Von Roland S. Süssmann
Der Anfang und das Ende eines Jahres bieten sich immer an für eine Atempause, einen Augenblick des Nachdenkens und der Vorbereitung angesichts der noch unbeschriebenen, weissen, vor uns liegenden Seite in unserem Lebensbuch. An diesem Rosch Haschanah 5762 kreisen unsere Gedanken und Sorgen, neben unseren persönlichen Problemen, hauptsächlich um Israel. Die endlos wiederkehrenden Attentate arabischer Terroristen und die immer wieder an Juden verübten Morde überall im Land sind nur schwer zu ertragen, und jeder von uns verlangt nach Hilfe und Rat, um inmitten dieser Bedrängnis über ein Mindestmass an Gelassenheit zu verfügen. Mit diesem Ziel vor Augen haben wir uns an den ehemaligen sephardischen Oberrabbiner von Israel gewandt, Raw MORDECHAÏ ELIAHU, den Rsichon-Le-Tsion, eine der höchsten religiösen Persönlichkeiten unserer Zeit. Sein enzyklopädisches Wissen im Bereich des Judentums wird nur durch seine Weisheit übertroffen, seine reiche Lebenserfahrung nur durch seine Bescheidenheit und seine Menschlichkeit.

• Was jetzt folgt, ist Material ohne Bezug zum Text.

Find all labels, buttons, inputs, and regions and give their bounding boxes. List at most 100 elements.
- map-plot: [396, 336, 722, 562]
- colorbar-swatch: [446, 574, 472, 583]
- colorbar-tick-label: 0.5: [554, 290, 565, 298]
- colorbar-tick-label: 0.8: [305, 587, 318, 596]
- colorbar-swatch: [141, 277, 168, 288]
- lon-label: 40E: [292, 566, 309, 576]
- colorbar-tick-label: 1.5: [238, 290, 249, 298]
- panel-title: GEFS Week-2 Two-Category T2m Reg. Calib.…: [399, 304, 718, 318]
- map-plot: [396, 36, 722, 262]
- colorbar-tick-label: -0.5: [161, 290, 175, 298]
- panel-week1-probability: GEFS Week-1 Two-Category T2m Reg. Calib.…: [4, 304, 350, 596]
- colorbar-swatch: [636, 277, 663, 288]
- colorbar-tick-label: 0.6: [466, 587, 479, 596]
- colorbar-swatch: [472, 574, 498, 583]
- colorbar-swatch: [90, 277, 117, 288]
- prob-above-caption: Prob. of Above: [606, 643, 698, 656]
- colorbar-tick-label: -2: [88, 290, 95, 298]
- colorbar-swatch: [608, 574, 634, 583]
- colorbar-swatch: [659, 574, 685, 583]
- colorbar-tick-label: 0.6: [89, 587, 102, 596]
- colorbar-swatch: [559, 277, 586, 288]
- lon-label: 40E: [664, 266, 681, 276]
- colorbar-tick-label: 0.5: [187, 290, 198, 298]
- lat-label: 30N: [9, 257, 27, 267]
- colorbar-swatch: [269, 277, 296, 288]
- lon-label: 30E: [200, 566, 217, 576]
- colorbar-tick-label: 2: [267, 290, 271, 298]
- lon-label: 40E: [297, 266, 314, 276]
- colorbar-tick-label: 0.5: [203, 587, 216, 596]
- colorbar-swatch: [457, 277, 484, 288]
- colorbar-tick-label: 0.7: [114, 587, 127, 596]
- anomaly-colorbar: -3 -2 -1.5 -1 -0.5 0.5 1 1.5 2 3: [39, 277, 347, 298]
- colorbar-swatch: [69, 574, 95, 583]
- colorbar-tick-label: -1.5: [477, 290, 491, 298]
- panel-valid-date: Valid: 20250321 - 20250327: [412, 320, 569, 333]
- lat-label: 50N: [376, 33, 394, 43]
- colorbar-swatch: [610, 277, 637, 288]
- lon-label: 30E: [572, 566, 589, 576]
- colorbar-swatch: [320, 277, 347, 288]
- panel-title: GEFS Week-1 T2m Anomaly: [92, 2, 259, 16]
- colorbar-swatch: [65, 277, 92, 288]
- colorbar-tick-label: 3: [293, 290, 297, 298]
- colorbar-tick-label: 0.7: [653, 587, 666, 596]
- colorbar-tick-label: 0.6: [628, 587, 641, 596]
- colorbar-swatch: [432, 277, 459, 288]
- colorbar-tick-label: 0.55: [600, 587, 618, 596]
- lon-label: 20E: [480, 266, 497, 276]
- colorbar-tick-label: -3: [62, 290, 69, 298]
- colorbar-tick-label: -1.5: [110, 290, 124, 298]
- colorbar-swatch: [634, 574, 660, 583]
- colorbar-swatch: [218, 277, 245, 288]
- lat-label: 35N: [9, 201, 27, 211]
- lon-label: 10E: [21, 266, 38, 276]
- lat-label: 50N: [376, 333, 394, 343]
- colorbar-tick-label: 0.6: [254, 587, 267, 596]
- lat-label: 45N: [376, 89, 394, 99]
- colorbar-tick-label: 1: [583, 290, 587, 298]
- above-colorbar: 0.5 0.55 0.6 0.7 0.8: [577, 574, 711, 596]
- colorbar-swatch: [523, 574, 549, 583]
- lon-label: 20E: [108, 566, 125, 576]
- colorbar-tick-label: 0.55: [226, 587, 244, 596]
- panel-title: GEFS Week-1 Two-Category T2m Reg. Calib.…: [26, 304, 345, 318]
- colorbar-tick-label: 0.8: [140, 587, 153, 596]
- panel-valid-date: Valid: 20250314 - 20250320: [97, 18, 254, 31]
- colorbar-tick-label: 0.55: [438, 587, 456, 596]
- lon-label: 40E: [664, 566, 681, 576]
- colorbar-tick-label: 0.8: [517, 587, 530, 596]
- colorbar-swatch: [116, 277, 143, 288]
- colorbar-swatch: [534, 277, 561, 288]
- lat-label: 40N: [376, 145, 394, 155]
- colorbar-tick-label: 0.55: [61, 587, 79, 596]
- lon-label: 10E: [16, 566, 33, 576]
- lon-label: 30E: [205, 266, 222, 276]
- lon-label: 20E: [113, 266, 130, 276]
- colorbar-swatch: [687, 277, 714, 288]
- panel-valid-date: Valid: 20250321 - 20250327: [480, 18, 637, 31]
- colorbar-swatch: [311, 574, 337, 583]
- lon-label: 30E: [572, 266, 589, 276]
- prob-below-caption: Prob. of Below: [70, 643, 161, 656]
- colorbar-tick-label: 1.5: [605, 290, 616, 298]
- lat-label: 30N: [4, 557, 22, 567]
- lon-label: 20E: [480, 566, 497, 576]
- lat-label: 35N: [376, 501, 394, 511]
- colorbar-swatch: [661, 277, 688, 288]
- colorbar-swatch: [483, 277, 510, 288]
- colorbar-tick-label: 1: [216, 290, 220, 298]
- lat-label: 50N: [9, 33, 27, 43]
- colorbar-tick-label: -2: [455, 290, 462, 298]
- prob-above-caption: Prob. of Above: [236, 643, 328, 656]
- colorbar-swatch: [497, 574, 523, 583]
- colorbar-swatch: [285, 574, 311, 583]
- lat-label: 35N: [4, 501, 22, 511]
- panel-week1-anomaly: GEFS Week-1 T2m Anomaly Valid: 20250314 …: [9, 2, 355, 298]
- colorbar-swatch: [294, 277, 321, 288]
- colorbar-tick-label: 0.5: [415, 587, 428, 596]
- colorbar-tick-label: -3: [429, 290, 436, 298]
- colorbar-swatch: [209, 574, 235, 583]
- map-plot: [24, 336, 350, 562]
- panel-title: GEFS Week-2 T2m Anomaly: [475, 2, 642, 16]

Das Fest Rosch Haschanah, das wir in Bälde feiern, findet in einer besonders schwierigen nationalen Situation statt. Sind Sie der Ansicht, man müsse ernsthaft um das Überleben des israelischen Staates fürchten?

Leider leben wir in einer Zeit, in der unsere Beziehung zu Eretz Israel, dem Land Israel, vollkommen verzerrt ist. Schon in den ersten Kapiteln der Bibel, die auch von den Christen und Moslems gelesen wird, erfahren wir nämlich von G'tt, dass er die Erde und bei dieser Gelegenheit auch das Heilige Land geschaffen und dass er beschlossen hat, es für alle Zeit Abraham und seinen jüdischen Nachkommen zu geben. Alle gegen uns gerichtete Anschuldigungen, wir hätten «dieses Land mit Gewalt gestohlen» oder «es gehöre zum Teil jemand anderem», schwächen unsere Position. Implizit hat uns G'tt aber dazu berechtigt unsere Ansprüche auf Eretz Israel zu verteidigen, wie es in den Psalmen CXI-VI heisst: «Seiner Werke Macht hat er kund getan seinem Volke, ihnen zu geben das Erbe der Völker.» Wenn wir nicht von unserem Recht auf unser Land überzeugt sind, wer soll es denn für uns verteidigen? Natürlich haben wir gegenüber jedem Fremden, der in unserem Land lebt, Verpflichtungen und Aufgaben, einschliesslich gegenüber der arabischen Bevölkerung. Keiner von ihnen darf jedoch die Hand gegen uns erheben, denn sonst wird er zu unserem Beherrscher, was auf dem jüdischen Land Israel nicht geduldet werden kann. Unser Vertrauen in die Zukunft, und sogar die Entwicklung der Situation, hängen von unserer Selbstsicherheit ab und davon, wie sehr wir entschlossen sind, unser ausschliessliches Recht auf das Land Israel zu verteidigen; ausschlaggebend ist auch unsere Fähigkeit die Aufgaben zu übernehmen, die mit der uns von G'tt übertragenen Verantwortung verbunden sind, als er uns dieses Land gab.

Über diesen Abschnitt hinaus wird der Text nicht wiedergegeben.